Heading into East Lansing, the Michigan women’s basketball team was riding an eight-game win streak in which it held its opponents to just 57.6 points per game. Its mantra all season has been that offense will come from its defense.
It’s not that the Wolverines defense fell entirely flat against the Spartans, it just failed to step up in critical moments and couldn’t rescue the offense, which struggled throughout.
“Our defense was really solid for 28, 29 seconds and then they made big plays down the stretch to finish it off,” Michigan coach Kim Barnes Arico said.
In the first few minutes of the game, the Wolverines’ defense came out strong. They negated the Spartans’ chances by forcing three turnovers in the first three minutes of the game en route to an 8-0 early lead.
Michigan State called a timeout to make offensive adjustments, though, and it didn’t look back. The Spartans would go on an 11-2 run halfway through the first quarter and grabbed four rebounds to control the tempo. Michigan’s defensive wall was starting to crumble.
The Wolverines adjusted near the end of the first quarter, not allowing a single point in the final three minutes. The key difference: Michigan imposed its will on the defensive glass.
The Wolverines continued to hang tough in the second quarter as each team scored 15 points in the period. Michigan did a particularly good job in the first five minutes of the second, holding the Spartans to four points.
But the Wolverines’ defensive rebounding didn’t hold up against repeated contact from the Spartans. Michigan State’s physicality led to easy offensive rebounds that tested Michigan. Defense allowed the Wolverines to tread water, but they never got the stops that would give them a comfortable lead.
Even as the Spartans dominated possession in the paint, they struggled from 3-point range in the first half, shooting 1-of-5. The Spartans knew if they wanted to escape their deficit they would need to get hot from outside.
And with an adjustment to their game plan that focused on the perimeter, Michigan State kickstarted a second-half explosion. On a 20-6 scoring run, the Spartans rode their 5-for-8 3-point shooting all the way to the bank.
“We started running ball screens most of that second half,” Michigan State coach Suzy Merchant said. “So we stopped (trying to pop and kind of play out of that) and we tried to open it up to drive a little bit more and then run some more kinds of slips and double stags and different actions just to try to get (players) freed up on pin downs and to be able to play in space a little bit longer.”

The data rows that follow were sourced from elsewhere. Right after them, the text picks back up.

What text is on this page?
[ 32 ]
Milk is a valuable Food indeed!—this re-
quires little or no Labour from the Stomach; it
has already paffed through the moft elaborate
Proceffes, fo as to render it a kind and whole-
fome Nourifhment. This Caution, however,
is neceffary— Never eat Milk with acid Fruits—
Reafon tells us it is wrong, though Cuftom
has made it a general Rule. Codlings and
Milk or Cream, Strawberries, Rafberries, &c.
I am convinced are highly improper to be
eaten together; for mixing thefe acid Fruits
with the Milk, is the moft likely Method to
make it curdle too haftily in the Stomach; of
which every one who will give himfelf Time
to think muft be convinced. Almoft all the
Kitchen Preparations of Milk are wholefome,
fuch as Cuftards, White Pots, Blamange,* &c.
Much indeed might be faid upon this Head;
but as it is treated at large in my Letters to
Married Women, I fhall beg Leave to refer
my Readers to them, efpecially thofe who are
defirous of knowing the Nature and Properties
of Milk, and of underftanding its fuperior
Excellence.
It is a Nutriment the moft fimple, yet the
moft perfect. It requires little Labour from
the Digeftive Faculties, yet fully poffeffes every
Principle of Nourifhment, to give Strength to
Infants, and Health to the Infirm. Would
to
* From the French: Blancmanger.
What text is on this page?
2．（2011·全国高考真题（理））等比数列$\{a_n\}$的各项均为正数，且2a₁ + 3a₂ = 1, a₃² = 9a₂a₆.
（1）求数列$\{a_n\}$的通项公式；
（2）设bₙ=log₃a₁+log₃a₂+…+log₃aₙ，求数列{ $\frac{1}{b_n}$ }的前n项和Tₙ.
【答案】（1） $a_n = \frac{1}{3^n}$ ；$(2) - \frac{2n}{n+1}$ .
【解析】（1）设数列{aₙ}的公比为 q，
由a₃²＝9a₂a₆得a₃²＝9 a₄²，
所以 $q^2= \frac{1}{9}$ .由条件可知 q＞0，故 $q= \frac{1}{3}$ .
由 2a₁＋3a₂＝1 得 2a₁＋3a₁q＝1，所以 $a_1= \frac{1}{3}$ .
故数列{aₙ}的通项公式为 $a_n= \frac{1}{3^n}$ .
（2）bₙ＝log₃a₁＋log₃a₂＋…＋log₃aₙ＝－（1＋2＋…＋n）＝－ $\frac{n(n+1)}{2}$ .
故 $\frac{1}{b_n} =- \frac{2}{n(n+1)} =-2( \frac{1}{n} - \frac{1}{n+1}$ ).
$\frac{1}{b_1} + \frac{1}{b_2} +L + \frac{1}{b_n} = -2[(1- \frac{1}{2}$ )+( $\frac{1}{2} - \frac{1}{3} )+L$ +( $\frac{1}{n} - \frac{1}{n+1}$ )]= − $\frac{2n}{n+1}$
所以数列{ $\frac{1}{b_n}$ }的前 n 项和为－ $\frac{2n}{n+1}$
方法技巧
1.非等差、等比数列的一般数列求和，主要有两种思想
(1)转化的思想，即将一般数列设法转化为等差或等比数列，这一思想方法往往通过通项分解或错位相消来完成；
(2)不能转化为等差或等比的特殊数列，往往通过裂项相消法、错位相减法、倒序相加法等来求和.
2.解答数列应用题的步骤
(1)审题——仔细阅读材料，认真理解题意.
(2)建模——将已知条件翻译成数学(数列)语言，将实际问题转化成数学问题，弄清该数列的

The Wolverines’ defense — stout as it had seemed before — couldn’t catch a break as the Spartans shot 75% from the field in the third. Heading into the fourth down by eight, Michigan knew it had to clamp up defensively to give itself a chance.
In the first five minutes of the fourth, the Wolverines played their best defense all game, holding the Spartans to zero points, forcing two turnovers to help give Michigan a shot at redemption. But they couldn’t capitalize.
This put the defense in a difficult position, as the Spartans would have long possessions in which Michigan looked like it was playing spectacular defense only for Michigan State to hit crucial three pointers as the shot clock expired.
“We were so close so many times,” Barnes Arico said. “When the shot clock was at two or one and they made big bucket after big bucket.”
Tellingly, this loss is Michigan’s first when it outrebounded its opponent — the Wolverines held an 18-0 record in such games prior to Thursday’s tilt. In the end, the Wolverines inability to close out defensive stops proved fatal.
“It was about finishing plays,” Barnes Arico said. “Tonight we didn’t and they did and that’s why they were successful in the game.”